PARIS — The night before Angela Carini’s opening bout in the women’s boxing competition at the Tokyo Olympics, her father died.
The Italian from Naples lost the next day and soon quit the sport. Last fall, she had a change of heart and returned to the ring, qualifying for the Olympics and climbing through the ropes Thursday at Paris North Arena for her opening bout in the 145-pound division. She pointed skyward to her father.
Carini touched gloves with Algeria’s Imane Khelif and the bell sounded. Khelif landed a punch on Carini’s nose, and Carini quickly raised her glove to halt the fight and went to her corner, presumably so her chinstrap could be adjusted.
She returned to the middle of the ring, and Khelif hit her again.
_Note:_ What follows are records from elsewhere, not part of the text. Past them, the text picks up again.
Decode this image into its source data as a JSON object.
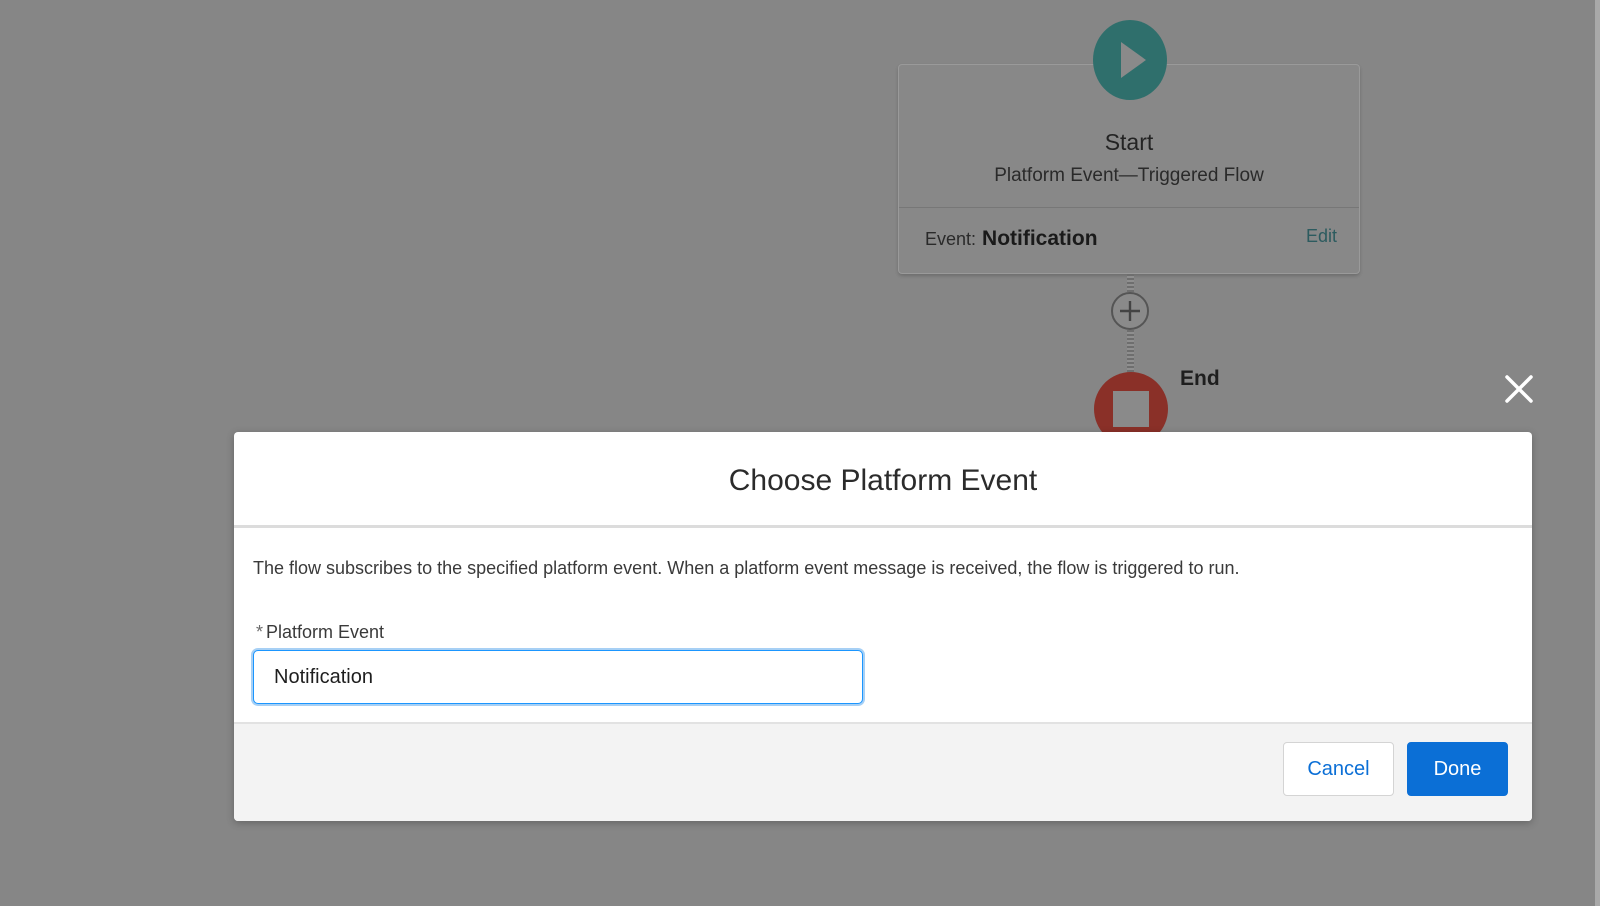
{
  "canvas": {
    "start_node": {
      "title": "Start",
      "subtitle": "Platform Event—Triggered Flow",
      "event_label": "Event:",
      "event_value": "Notification",
      "edit_label": "Edit",
      "icon": "play-icon"
    },
    "add_element_icon": "plus-icon",
    "end_node": {
      "label": "End",
      "icon": "stop-icon"
    }
  },
  "close_icon": "close-icon",
  "modal": {
    "title": "Choose Platform Event",
    "description": "The flow subscribes to the specified platform event. When a platform event message is received, the flow is triggered to run.",
    "field": {
      "required_marker": "*",
      "label": "Platform Event",
      "value": "Notification"
    },
    "buttons": {
      "cancel": "Cancel",
      "done": "Done"
    }
  },
  "colors": {
    "overlay": "#868686",
    "start_node": "#2f6f6c",
    "end_node": "#8a3028",
    "brand_blue": "#0b6fd6",
    "focus_border": "#1b96ff"
  }
}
Carini walked back to her corner. And quit.
“It’s not right,” TV microphones reportedly caught her saying in Italian as she left the ring after 46 seconds.
Carini was wearing blue with white shoes and lime green socks. Khelif was in all red.
But this wasn’t about vibrant colors.
This is the great gray area of women’s sports, the growing pain just as they are poking their head above the clouds of global consciousness, the unsolved conundrum that Carini reminded us isn’t going away, the elephant in the locker room.
Last year at boxing’s World Championships in India, Khelif was hours away from fighting for the championship when organizers disqualified her and stripped Taiwan’s Lin Yu-ting of her bronze medal. The reason: They had failed a gender eligibility test and, in the words of International Boxing Association President Umar Kremlev, “tried to deceive their colleagues and pretend to be women.”
The IBA isn’t overseeing the competition in Paris, as international federations typically do. The International Olympic Committee is after decertifying the Russian-run IBA amid allegations of corruption and mismanagement.
The IOC operates with different, less stringent gender eligibility rules. Khelif and Lin are free to compete in Paris.
Carini drew Khelif in her opening bout, and immediately pressure began mounting back home — including from high-ranking government officials — to forfeit in protest. She took a more nuanced approach, starting the three-round fight and abandoning after 46 seconds while Olympic cameras were rolling but refusing to pass judgment on Khelif in a tearful interview.
“I’m a mature athlete,” Carini kept saying in Italian. “I know when it’s time to stop.”
Her coach, Emanuela Renzini, said he convinced her to continue after she first came to the ropes following Khelif’s first punch, suggesting they wait for the one-minute break between rounds to talk it through. Ten seconds later, she was back.